The Budget and van operators
Vehicle Excise Duty rates for vans will increase in line with the Retail Price Index from April 1, 2019, the Chancellor announced in the Autumn Budget.
In addition, an increase in the Annual Investment Allowance will help van fleets meet the cost of complying with the impending London Ultra Low Emissions Zone requirements.
VED will be charged at £140 a year for early Euro 4 and Euro 5 compliant vans and at £260 a year for all other vans. However, to support the haulage sector, the Government will freeze the Heavy Goods Vehicle Vehicle Excise for 2019/20.
To incentivise van drivers to make the cleanest choices, the Government published a consultation on reforming VED for new vans in the 2018 Spring Statement. Van VED is currently charged at a flat rate, regardless of the vehicle’s emissions. The consultation explored creating a graduated first year rate for new vans, as is already in place for cars.
The Chancellor published a summary of responses from the consultation in the Budget. Based on those responses, according to a Newspress report, the Government has decided to:
Further develop its understanding of the impacts of WLTP on CO2 emissions for vans, ahead of announcing the new rates and bands, for introduction from April 2021.
Ensure the new system takes into account the weight of the van by introducing a two-category approach.
Provide ongoing incentives, beyond the first year, for new zero emission, ultra-low emission and other alternatively fuelled vans from April 2021.
The Government will set out its Vehicle Excise Duty bands and rates for vans ahead of Finance Bill 2019/20.
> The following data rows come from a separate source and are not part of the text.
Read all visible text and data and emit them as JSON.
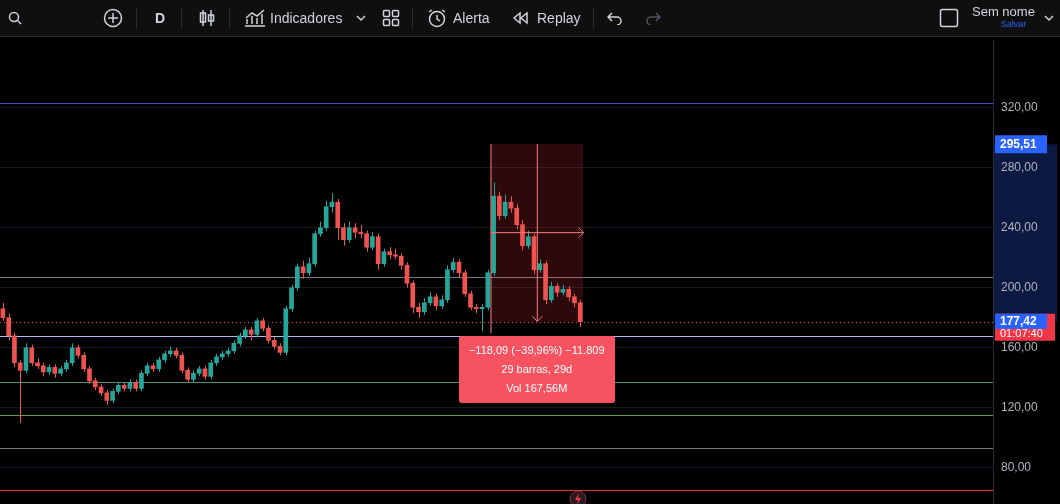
{
  "chart_data": {
    "type": "candlestick",
    "categories": [
      null,
      null,
      null,
      null,
      null,
      null,
      null,
      null,
      null,
      null,
      null,
      null,
      null,
      null,
      null,
      null,
      null,
      null,
      null,
      null,
      null,
      null,
      null,
      null,
      null,
      null,
      null,
      null,
      null,
      null,
      null,
      null,
      null,
      null,
      null,
      null,
      null,
      null,
      null,
      null,
      null,
      null,
      null,
      null,
      null,
      null,
      null,
      null,
      null,
      null,
      null,
      null,
      null,
      null,
      null,
      null,
      null,
      null,
      null,
      null,
      null,
      null,
      null,
      null,
      null,
      null,
      null,
      null,
      null,
      null,
      null,
      null,
      null,
      null,
      null,
      null,
      null,
      null,
      null,
      null,
      null,
      null,
      null,
      null,
      null,
      null,
      null,
      null,
      null,
      null,
      null,
      null,
      null,
      null,
      null,
      null,
      null,
      null,
      null,
      null,
      null,
      null,
      null,
      null,
      null,
      null,
      null,
      null,
      null,
      null,
      null,
      null,
      null,
      null,
      null,
      null,
      null,
      null,
      null,
      null,
      null,
      null,
      null,
      null,
      null,
      null,
      null,
      null,
      null,
      null,
      null,
      null,
      null,
      null,
      null,
      null,
      null,
      null,
      null,
      null,
      null,
      null,
      null,
      null,
      null,
      null,
      null,
      null,
      null,
      null,
      null,
      null,
      null,
      null,
      null,
      null,
      null,
      null,
      null,
      null,
      null,
      null,
      null,
      null,
      null,
      null,
      null,
      null,
      null,
      null,
      null,
      null
    ],
    "ohlc": [
      [
        186,
        190,
        178,
        180
      ],
      [
        180,
        183,
        165,
        168
      ],
      [
        168,
        170,
        147,
        150
      ],
      [
        150,
        152,
        110,
        145
      ],
      [
        145,
        163,
        143,
        160
      ],
      [
        160,
        162,
        148,
        150
      ],
      [
        150,
        153,
        146,
        148
      ],
      [
        148,
        150,
        141,
        144
      ],
      [
        144,
        149,
        142,
        147
      ],
      [
        147,
        149,
        140,
        143
      ],
      [
        143,
        148,
        141,
        146
      ],
      [
        146,
        152,
        144,
        150
      ],
      [
        150,
        163,
        148,
        160
      ],
      [
        160,
        162,
        153,
        155
      ],
      [
        155,
        157,
        144,
        146
      ],
      [
        146,
        148,
        136,
        138
      ],
      [
        138,
        140,
        132,
        134
      ],
      [
        134,
        136,
        128,
        130
      ],
      [
        130,
        132,
        122,
        125
      ],
      [
        125,
        133,
        123,
        131
      ],
      [
        131,
        137,
        129,
        135
      ],
      [
        135,
        137,
        131,
        133
      ],
      [
        133,
        139,
        131,
        137
      ],
      [
        137,
        139,
        131,
        133
      ],
      [
        133,
        145,
        131,
        143
      ],
      [
        143,
        150,
        141,
        148
      ],
      [
        148,
        150,
        144,
        146
      ],
      [
        146,
        154,
        144,
        152
      ],
      [
        152,
        158,
        150,
        156
      ],
      [
        156,
        161,
        154,
        158
      ],
      [
        158,
        160,
        153,
        155
      ],
      [
        155,
        157,
        143,
        145
      ],
      [
        145,
        147,
        137,
        139
      ],
      [
        139,
        145,
        137,
        143
      ],
      [
        143,
        148,
        141,
        146
      ],
      [
        146,
        148,
        139,
        141
      ],
      [
        141,
        152,
        139,
        150
      ],
      [
        150,
        156,
        148,
        154
      ],
      [
        154,
        158,
        152,
        156
      ],
      [
        156,
        160,
        154,
        158
      ],
      [
        158,
        165,
        156,
        163
      ],
      [
        163,
        170,
        161,
        168
      ],
      [
        168,
        174,
        166,
        172
      ],
      [
        172,
        174,
        165,
        169
      ],
      [
        169,
        180,
        167,
        178
      ],
      [
        178,
        180,
        171,
        173
      ],
      [
        173,
        175,
        163,
        165
      ],
      [
        165,
        167,
        159,
        161
      ],
      [
        161,
        163,
        155,
        157
      ],
      [
        157,
        188,
        155,
        186
      ],
      [
        186,
        202,
        184,
        200
      ],
      [
        200,
        216,
        198,
        214
      ],
      [
        214,
        218,
        206,
        210
      ],
      [
        210,
        220,
        208,
        216
      ],
      [
        216,
        238,
        214,
        236
      ],
      [
        236,
        244,
        234,
        240
      ],
      [
        240,
        258,
        238,
        254
      ],
      [
        254,
        263,
        250,
        257
      ],
      [
        257,
        259,
        232,
        240
      ],
      [
        240,
        243,
        228,
        232
      ],
      [
        232,
        244,
        230,
        240
      ],
      [
        240,
        243,
        233,
        237
      ],
      [
        237,
        242,
        233,
        236
      ],
      [
        236,
        238,
        224,
        227
      ],
      [
        227,
        237,
        225,
        234
      ],
      [
        234,
        236,
        212,
        216
      ],
      [
        216,
        226,
        214,
        224
      ],
      [
        224,
        227,
        219,
        222
      ],
      [
        222,
        226,
        219,
        221
      ],
      [
        221,
        223,
        212,
        215
      ],
      [
        215,
        217,
        200,
        203
      ],
      [
        203,
        205,
        183,
        187
      ],
      [
        187,
        190,
        180,
        184
      ],
      [
        184,
        193,
        182,
        190
      ],
      [
        190,
        197,
        188,
        194
      ],
      [
        194,
        196,
        185,
        188
      ],
      [
        188,
        195,
        186,
        192
      ],
      [
        192,
        215,
        190,
        212
      ],
      [
        212,
        220,
        210,
        217
      ],
      [
        217,
        219,
        207,
        210
      ],
      [
        210,
        212,
        194,
        196
      ],
      [
        196,
        198,
        185,
        187
      ],
      [
        187,
        189,
        183,
        186
      ],
      [
        186,
        189,
        171,
        187
      ],
      [
        187,
        212,
        185,
        210
      ],
      [
        210,
        270,
        208,
        261
      ],
      [
        261,
        264,
        245,
        248
      ],
      [
        248,
        262,
        246,
        257
      ],
      [
        257,
        261,
        250,
        253
      ],
      [
        253,
        256,
        239,
        242
      ],
      [
        242,
        245,
        225,
        228
      ],
      [
        228,
        238,
        226,
        234
      ],
      [
        234,
        236,
        209,
        212
      ],
      [
        212,
        219,
        210,
        216
      ],
      [
        216,
        218,
        189,
        192
      ],
      [
        192,
        204,
        190,
        201
      ],
      [
        201,
        203,
        194,
        197
      ],
      [
        197,
        202,
        195,
        199
      ],
      [
        199,
        201,
        191,
        194
      ],
      [
        194,
        196,
        187,
        190
      ],
      [
        190,
        192,
        174,
        177.42
      ],
      null,
      null,
      null,
      null,
      null,
      null,
      null,
      null,
      null,
      null,
      null,
      null,
      null,
      null,
      null,
      null,
      null,
      null,
      null,
      null,
      null,
      null,
      null,
      null,
      null,
      null,
      null,
      null,
      null,
      null,
      null,
      null,
      null,
      null,
      null,
      null,
      null,
      null,
      null,
      null,
      null,
      null,
      null,
      null,
      null,
      null,
      null,
      null,
      null,
      null,
      null,
      null,
      null,
      null,
      null,
      null,
      null,
      null,
      null,
      null,
      null,
      null,
      null,
      null,
      null,
      null,
      null,
      null,
      null,
      null,
      null
    ],
    "ylim": [
      56,
      365
    ],
    "yticks": [
      {
        "value": 80,
        "label": "80,00"
      },
      {
        "value": 120,
        "label": "120,00"
      },
      {
        "value": 160,
        "label": "160,00"
      },
      {
        "value": 200,
        "label": "200,00"
      },
      {
        "value": 240,
        "label": "240,00"
      },
      {
        "value": 280,
        "label": "280,00"
      },
      {
        "value": 320,
        "label": "320,00"
      }
    ],
    "grid": "y",
    "tick_labels": "y",
    "ref_lines": [
      {
        "axis": "y",
        "value": 323,
        "color": "#3b4fc4"
      },
      {
        "axis": "y",
        "value": 207,
        "color": "#787b86"
      },
      {
        "axis": "y",
        "value": 168,
        "color": "#b2b5f0"
      },
      {
        "axis": "y",
        "value": 137,
        "color": "#4d8f7a"
      },
      {
        "axis": "y",
        "value": 115,
        "color": "#6a9a5a"
      },
      {
        "axis": "y",
        "value": 93,
        "color": "#787b86"
      },
      {
        "axis": "y",
        "value": 65,
        "color": "#f23645"
      },
      {
        "axis": "y",
        "value": 177.42,
        "label": "177,42",
        "color": "#f23645",
        "line_style": "dotted"
      }
    ],
    "bands": [
      {
        "axis": "y",
        "from": 177.42,
        "to": 295.51,
        "color": "#f23645"
      }
    ],
    "annotations": [
      "−118,09 (−39,96%) −11.809",
      "29 barras, 29d",
      "Vol 167,56M",
      "295,51",
      "01:07:40",
      "D",
      "Indicadores",
      "Alerta",
      "Replay",
      "Sem nome",
      "Salvar"
    ]
  }
}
Meanwhile, the Annual Investment Allowance will be increased from £200,000 to £1 million for all qualifying investment in plant and machinery made on or after January 1, 2019, until December 31, 2020, to help stimulate business investment.
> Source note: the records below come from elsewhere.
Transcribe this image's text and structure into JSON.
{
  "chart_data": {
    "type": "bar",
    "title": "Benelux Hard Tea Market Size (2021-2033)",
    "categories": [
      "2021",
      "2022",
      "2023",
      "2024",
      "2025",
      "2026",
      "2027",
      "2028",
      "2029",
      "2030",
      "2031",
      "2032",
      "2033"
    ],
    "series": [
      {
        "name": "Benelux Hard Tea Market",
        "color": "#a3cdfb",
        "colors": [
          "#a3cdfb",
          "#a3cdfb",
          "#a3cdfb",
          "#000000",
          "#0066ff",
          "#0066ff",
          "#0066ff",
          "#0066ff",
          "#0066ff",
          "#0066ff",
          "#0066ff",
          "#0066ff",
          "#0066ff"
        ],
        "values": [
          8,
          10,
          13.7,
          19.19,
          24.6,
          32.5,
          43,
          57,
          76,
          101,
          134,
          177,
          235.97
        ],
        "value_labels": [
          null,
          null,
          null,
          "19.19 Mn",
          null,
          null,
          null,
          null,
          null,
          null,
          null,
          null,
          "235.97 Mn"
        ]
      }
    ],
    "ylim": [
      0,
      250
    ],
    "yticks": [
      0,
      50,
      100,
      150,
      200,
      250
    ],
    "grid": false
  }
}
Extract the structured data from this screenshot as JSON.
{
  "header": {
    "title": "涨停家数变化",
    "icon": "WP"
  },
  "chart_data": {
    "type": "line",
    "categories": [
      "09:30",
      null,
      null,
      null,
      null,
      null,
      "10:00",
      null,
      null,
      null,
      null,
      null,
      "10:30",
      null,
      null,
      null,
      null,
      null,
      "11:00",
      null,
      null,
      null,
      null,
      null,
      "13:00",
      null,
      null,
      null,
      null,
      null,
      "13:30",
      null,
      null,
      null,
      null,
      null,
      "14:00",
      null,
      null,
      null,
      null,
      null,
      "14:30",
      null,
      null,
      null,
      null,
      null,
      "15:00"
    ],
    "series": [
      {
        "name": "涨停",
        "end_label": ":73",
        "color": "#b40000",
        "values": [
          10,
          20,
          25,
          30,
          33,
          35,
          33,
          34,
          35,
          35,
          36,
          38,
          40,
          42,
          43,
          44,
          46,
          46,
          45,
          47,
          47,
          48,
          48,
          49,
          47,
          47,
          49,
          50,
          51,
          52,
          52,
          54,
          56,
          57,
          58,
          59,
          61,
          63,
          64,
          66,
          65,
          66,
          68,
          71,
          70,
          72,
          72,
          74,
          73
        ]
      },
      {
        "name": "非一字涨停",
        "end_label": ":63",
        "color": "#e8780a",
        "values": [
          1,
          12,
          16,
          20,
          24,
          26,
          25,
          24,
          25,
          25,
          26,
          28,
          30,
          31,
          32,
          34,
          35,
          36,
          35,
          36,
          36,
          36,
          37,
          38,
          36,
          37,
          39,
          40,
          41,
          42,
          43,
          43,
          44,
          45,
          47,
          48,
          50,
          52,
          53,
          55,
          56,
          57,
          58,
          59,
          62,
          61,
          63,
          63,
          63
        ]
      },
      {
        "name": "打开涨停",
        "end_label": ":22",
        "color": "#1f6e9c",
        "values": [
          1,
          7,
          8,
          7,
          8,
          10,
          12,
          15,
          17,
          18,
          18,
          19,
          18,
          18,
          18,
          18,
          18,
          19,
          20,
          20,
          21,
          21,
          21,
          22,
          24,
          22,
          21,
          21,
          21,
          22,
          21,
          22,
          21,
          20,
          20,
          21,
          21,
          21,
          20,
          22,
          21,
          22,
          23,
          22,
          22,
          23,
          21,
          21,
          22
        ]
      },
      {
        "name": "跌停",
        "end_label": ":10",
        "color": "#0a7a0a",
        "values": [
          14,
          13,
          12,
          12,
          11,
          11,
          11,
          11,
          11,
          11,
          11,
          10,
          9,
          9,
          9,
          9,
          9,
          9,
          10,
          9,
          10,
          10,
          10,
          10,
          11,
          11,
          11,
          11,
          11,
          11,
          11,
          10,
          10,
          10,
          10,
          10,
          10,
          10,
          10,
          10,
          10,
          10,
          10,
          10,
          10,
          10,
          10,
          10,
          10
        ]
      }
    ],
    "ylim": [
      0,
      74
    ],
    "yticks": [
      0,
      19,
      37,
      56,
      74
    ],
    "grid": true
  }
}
The measure answers the call from some fleet suppliers who said increasing the Allowance would help van fleets adapt to the introduction of the London Ultra Low Emissions Zone in April 2019.
Increasing the Allowance to enable fleets to offset the cost of buying new vans from their profits before tax will allow more fleets to buy more new vans and help them with the cost of meeting the ULEZ requirements.
One supplier quoted by Newspress commented: “For most fleets, buying new vehicles is the cleanest and easiest solution if the funding is available – and the Annual Investment Allowance makes the proposition very attractive as long as you use the right funding method.”